No Verification Required For FHA Loans
According to FHA official program guidelines, you do not need to show proof of employment; you do not need to show a minimum credit score; and, you are not required to have your home appraised.
The FHA assumes that, if you’ve been paying your mortgage on-time and you’re going to reduce your payment by five percent or more, it really doesn’t matter if you’re unemployed or if your credit score is low. You’ve paid your mortgage in the past — you’re going to pay it the future, too.
In addition, the FHA Streamline Refinance allows for loan sizes of up to $729,750, which exceeds the today’s FHA loan limits of $625,500. Such high-balance loans are available to borrowers in areas including Loudoun County, Virginia; San Jose, California; and Montgomery County, Maryland; and, makes it easier to save money with jumbo-sized home loans.

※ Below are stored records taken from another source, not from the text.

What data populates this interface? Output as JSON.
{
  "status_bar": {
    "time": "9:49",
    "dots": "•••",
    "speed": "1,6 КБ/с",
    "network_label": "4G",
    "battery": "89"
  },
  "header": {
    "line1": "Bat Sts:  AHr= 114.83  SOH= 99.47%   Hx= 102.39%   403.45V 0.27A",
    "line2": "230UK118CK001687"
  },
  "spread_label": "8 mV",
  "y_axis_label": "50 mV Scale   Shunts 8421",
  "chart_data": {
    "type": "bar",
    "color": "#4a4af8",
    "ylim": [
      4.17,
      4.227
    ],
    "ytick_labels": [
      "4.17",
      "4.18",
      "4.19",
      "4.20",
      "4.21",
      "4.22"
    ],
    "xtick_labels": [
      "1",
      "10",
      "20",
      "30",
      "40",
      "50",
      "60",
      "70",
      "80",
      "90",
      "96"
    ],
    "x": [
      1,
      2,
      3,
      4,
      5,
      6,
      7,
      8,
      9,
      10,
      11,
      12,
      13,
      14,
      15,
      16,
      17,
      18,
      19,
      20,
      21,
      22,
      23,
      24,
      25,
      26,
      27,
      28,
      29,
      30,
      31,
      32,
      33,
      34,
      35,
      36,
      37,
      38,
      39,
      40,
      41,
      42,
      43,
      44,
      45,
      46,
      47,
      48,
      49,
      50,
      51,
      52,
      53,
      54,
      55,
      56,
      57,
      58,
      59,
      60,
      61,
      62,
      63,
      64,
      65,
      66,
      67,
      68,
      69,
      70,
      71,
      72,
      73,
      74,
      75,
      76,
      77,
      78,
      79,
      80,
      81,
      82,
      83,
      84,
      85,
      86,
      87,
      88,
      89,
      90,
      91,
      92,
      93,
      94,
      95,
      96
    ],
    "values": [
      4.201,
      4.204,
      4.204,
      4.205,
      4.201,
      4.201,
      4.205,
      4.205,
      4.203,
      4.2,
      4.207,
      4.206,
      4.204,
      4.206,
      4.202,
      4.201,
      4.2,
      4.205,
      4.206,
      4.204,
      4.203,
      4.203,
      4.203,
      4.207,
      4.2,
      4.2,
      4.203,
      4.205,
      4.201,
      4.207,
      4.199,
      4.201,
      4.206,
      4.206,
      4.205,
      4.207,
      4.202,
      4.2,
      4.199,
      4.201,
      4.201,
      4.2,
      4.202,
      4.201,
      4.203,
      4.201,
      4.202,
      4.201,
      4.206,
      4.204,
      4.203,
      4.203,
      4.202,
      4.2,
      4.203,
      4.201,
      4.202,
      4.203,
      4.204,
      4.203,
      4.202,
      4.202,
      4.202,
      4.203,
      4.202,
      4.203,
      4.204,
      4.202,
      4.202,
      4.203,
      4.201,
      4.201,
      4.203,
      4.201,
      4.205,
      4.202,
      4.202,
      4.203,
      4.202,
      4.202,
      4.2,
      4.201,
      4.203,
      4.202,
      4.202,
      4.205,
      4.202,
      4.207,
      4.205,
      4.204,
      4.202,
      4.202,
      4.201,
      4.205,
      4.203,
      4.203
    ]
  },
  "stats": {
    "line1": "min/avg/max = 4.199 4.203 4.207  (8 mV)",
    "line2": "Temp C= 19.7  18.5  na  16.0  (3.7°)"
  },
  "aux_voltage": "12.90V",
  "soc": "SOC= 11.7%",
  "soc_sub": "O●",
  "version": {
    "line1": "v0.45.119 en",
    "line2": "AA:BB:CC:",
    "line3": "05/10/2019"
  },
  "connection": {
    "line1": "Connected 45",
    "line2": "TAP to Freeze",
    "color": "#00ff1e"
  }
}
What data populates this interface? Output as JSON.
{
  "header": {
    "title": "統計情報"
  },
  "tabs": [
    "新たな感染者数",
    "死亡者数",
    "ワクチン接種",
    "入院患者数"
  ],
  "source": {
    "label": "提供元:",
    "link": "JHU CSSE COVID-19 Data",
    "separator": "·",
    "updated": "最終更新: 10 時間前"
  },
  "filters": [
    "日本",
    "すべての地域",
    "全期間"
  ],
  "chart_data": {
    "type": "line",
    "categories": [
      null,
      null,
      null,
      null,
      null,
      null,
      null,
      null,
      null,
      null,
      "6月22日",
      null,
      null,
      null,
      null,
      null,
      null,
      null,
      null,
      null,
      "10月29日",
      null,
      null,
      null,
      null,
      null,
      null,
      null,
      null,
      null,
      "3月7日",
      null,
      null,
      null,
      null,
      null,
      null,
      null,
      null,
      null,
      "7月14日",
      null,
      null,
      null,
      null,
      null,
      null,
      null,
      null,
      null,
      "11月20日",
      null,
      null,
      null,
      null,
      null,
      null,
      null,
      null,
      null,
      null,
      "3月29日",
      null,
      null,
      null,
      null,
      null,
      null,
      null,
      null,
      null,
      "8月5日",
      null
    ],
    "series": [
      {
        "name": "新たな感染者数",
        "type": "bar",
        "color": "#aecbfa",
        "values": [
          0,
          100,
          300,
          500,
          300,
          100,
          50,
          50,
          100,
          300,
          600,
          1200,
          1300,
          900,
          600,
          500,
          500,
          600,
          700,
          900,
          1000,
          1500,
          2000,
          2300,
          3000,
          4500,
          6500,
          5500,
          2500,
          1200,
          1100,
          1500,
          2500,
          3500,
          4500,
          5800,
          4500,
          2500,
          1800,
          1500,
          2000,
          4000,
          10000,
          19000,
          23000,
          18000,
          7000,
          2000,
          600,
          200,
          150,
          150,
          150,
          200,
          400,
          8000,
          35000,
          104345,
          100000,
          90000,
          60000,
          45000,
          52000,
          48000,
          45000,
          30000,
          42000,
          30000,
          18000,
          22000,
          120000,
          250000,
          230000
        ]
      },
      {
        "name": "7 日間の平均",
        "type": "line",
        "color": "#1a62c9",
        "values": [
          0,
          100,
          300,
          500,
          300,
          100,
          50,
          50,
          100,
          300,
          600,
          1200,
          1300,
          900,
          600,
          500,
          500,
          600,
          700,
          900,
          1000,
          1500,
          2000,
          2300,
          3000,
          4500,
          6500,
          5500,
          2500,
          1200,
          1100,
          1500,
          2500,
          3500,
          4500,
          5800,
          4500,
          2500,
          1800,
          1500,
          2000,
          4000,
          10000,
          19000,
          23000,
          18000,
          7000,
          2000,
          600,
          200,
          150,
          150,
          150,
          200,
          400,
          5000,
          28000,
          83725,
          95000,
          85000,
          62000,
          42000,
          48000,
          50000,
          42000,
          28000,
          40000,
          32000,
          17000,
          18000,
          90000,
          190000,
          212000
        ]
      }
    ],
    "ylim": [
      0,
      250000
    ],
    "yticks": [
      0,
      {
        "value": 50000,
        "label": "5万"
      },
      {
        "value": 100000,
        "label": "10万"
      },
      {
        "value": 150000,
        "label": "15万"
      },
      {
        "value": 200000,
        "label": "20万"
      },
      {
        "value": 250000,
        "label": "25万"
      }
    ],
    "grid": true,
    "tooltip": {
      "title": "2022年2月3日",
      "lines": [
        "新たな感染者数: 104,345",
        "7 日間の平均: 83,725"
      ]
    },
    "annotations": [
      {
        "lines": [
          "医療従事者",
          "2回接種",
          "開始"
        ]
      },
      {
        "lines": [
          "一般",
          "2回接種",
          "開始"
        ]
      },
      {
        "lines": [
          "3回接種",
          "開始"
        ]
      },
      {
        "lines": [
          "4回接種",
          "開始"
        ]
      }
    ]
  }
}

Furthermore, the FHA Streamline Refinance can also be used for multi-unit homes as well as for homes which were originally financed via the FHA 203k loan, the agency’s home construction mortgage loan.
FHA Eliminates “Double Interest” On Refinancing
The FHA Streamline Refinance requires only minimal paperwork — a signed application and a few supporting pieces of documentation. The limited set is why the program is known as a “streamlined” one.
By contrast, a non-streamlined FHA refinance — such as when a conforming mortgage is refinanced to an FHA one — requires the typical paperwork of a new mortgage loan including W-2 statements, federal tax returns, and a recent credit report.
Because an FHA-to-FHA refinance requires so little paperwork, FHA Streamline Refinance loans can often close in 25 days or fewer. This means you can start saving money sooner.
Especially because the FHA has done away with its “double interest” rule.
The rule, which was eliminated in late-January 2015, had allowed lenders to collect an entire month’s worth of mortgage interest, regardless of your loan’s actual payoff date. To pick the wrong closing date means “double-paying” up to 31 days of interest.
Here’s is how the Double Interest Rule would have worked in real-life.
Assume a homeowner in Seattle, Washington had purchased a home with 3.5% down, and then used the FHA Streamline Refinance program to refinance to a lower mortgage rate. The refinance is scheduled to fund on the 15th of the month.
Because of how the FHA Streamline Refinance rules were originally written, 15 days of per diem interest would have been paid to new lender, to cover the rest of the month; and 30 days of per diem interest would have been paid to old lender, because the FHA allowed the old lender to charge it.
Therefore, the refinancing homeowner would be paying 45 days of interest in a 30-day month, which is a waste of several hundred dollars.
Today, with the new FHA rules in place, the homeowner would pay only the expected 30 days of interest — 15 days to the old lender and 15 days to the new one.